F. Javier Cortés Martinicorena
Estomatólogo. Doctor en Medicina y Cirugía

En la pasada Expodental, se presentó la monografía editada por la FDE “La salud Oral en España: análisis de un cuarto de siglo” sobre el estado de salud y los servicios de odontología.

Gracias a la labor continuada de un equipo de buenos profesionales -colegas dentistas-disponemos de una visión perspectiva muy útil de cómo va evolucionando la salud oral de los españoles y sus servicios. El resumen es que la salud ha mejorado notablemente en estos 25 últimos años, y más si nos retraemos a los primeros datos de los años 1980, pero no así los servicios públicos que apenas lo han hecho.

La salud es un factor biológico (y social) íntimamente ligado al estatus socioeconómico y así lo vemos encuesta tras encuesta, no importa el país de que se trate. Analizadas por partes, y refiriéndonos solo a los indicadores más comunes sobre la población, la realidad y la proyección que emergen podrían ser las siguientes:

La caries dental en dentición permanente ha descendido claramente, aunque su ritmo de bajada es ahora menor; la fracción tratada de esas lesiones alcanza ya el 66-77% según edades. Lamentablemente, esta es una enfermedad que, con los conocimientos y los medios de hoy, no parece erradicable y nuestra profesión tiene todavía mucho margen de mejora para su control porque los tratamientos preventivos siguen siendo minoritarios. En donde sí que hay que poner el foco es en la caries en dentición temporal que no desciende y se mantiene en una prevalencia considerable (31% a los 5 años) y con una falta de tratamiento generalizada (IR 18% a los 5 años). Esto no es una característica española porque es bastante común al resto de países occidentales.

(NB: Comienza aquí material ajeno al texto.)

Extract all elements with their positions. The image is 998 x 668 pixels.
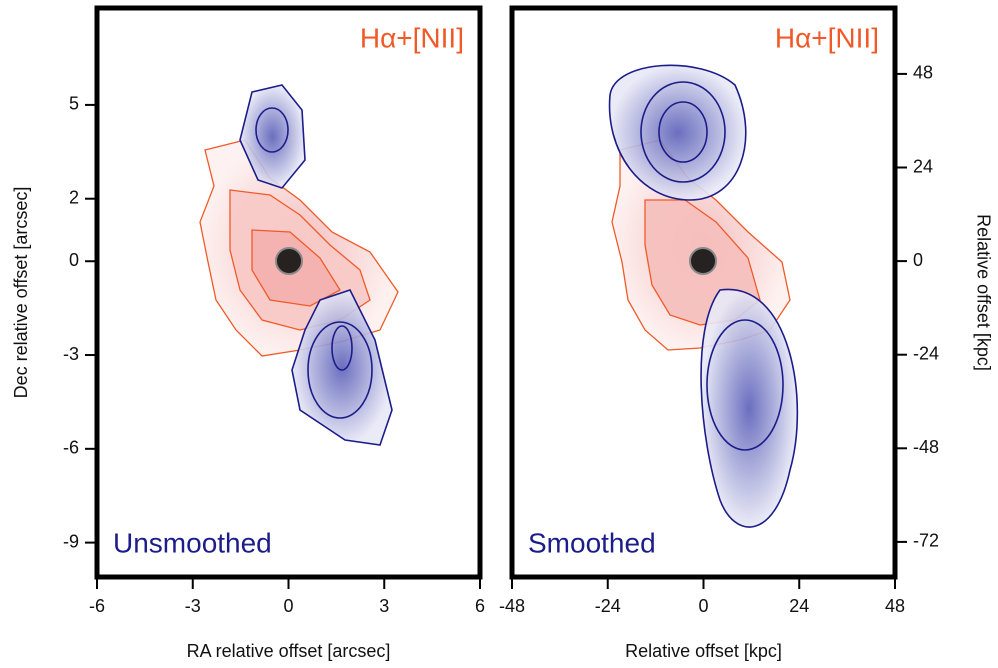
x-tick-label: -24 xyxy=(595,596,621,616)
y-tick-label: 5 xyxy=(69,94,79,114)
y-axis-label: Dec relative offset [arcsec] xyxy=(11,187,31,399)
x-tick-label: 48 xyxy=(885,596,905,616)
x-tick-label: 24 xyxy=(789,596,809,616)
line-label: Hα+[NII] xyxy=(360,22,464,53)
y-tick-label: -48 xyxy=(913,437,939,457)
y-tick-label: 48 xyxy=(913,63,933,83)
panel-frame xyxy=(94,5,483,580)
y-tick-label: -24 xyxy=(913,343,939,363)
panel-label: Unsmoothed xyxy=(113,527,272,558)
line-label: Hα+[NII] xyxy=(775,22,879,53)
x-tick-label: 3 xyxy=(379,596,389,616)
x-tick-label: 6 xyxy=(475,596,485,616)
contours-smoothed xyxy=(608,64,799,528)
x-tick-label: 0 xyxy=(283,596,293,616)
x-axis-label: Relative offset [kpc] xyxy=(625,641,782,661)
x-axis-label: RA relative offset [arcsec] xyxy=(187,641,391,661)
y-tick-label: -3 xyxy=(63,344,79,364)
y-tick-label: 2 xyxy=(69,187,79,207)
y-tick-label: 0 xyxy=(913,250,923,270)
x-tick-label: -3 xyxy=(185,596,201,616)
y-tick-label: 0 xyxy=(69,250,79,270)
x-tick-label: -48 xyxy=(499,596,525,616)
panel-label: Smoothed xyxy=(528,527,656,558)
y-tick-label: -72 xyxy=(913,531,939,551)
y-axis-label: Relative offset [kpc] xyxy=(973,214,993,371)
x-tick-label: 0 xyxy=(698,596,708,616)
x-tick-label: -6 xyxy=(89,596,105,616)
contours-unsmoothed xyxy=(199,84,399,446)
panel-frame xyxy=(509,5,898,580)
y-tick-label: 24 xyxy=(913,156,933,176)
y-tick-label: -9 xyxy=(63,531,79,551)
y-tick-label: -6 xyxy=(63,438,79,458)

Las nuevas prestaciones de la cartera común de servicios del Sistema Público incluyen la atención dental desde los 0 años y estos serán unos indicadores importantes de la eficacia de la medida implantada.

Mejora también el número de dientes presentes en boca y lo hace también el número de edéntulos entre los mayores, que se reduce un 72%. Cabe esperar todavía una mejora continuada en los próximos años -incluso décadas- debido a este descenso de la caries y el aumento de tratamiento conservador de las generaciones más jóvenes.

La salud periodontal -más difícil de medir que la caries- ofrece cifras fluctuantes pero estables. Las formas menores de afección están muy presentes, pero las severas apenas afectan a un 6-7% de los adultos jóvenes y entre los mayores afectan al 28%.

En consecuencia, y debido a que la enfermedad es un proceso dinámico y las encuestas son una instantánea del momento -siempre hay enfermedad en evolución-, las necesidades de tratamiento, aunque han ido descendiendo paulatinamente, siempre existen y se mantienen en unos niveles que no permiten bajar la guardia: han descendido globalmente un 35-45% según edades y tipos, pero todavía siguen siendo necesarios en un 15-35% según áreas y edades. Por ejemplo, entre el 7-14% de los adultos tiene necesidad de una extracción aun siendo prácticamente el único tratamiento cubierto por la sanidad pública en esas edades. En este descenso hay que ver una mayor preocupación por la salud, la percepción de la necesidad de mantener una boca en buen estado, de mantener una función y una estética adecuadas y la proliferación de clínicas dentales desde finales del siglo pasado, junto a esa mejora de indicadores de salud mencionada anteriormente. Los más mayores arrastran una historia dental que arranca a mediados del siglo pasado cuando ni la preocupación, ni el conocimiento, ni los medios eran los que son ahora. Por tanto, sus indicadores son comparativamente peores y acumulan las mayores necesidades no cubiertas.

La ampliación de la cartera común se servicios de salud bucodental del Sistema Nacional de Salud incorpora prestaciones que se quedan muy cortas. Sin duda son bienvenidas porque mejorarán la salud de las personas de los colectivos elegidos, pero estos son muy específicos y no alcanzan a las mayores necesidades de la población. Es necesario reconocer -que la Administración sanitaria reconozca- que la salud oral es inseparable de la salud general y que esta no es plena si la anterior no está atendida. Por suerte, hemos visto que sí lo está en buena parte, pero no con carácter universal y financiado como la salud general, si no con el esfuerzo individual y privado de la población. Somos la única área sanitaria cuyo Sistema Público no protege a las personas más que en una ínfima medida y algún día esta situación deberá cambiar.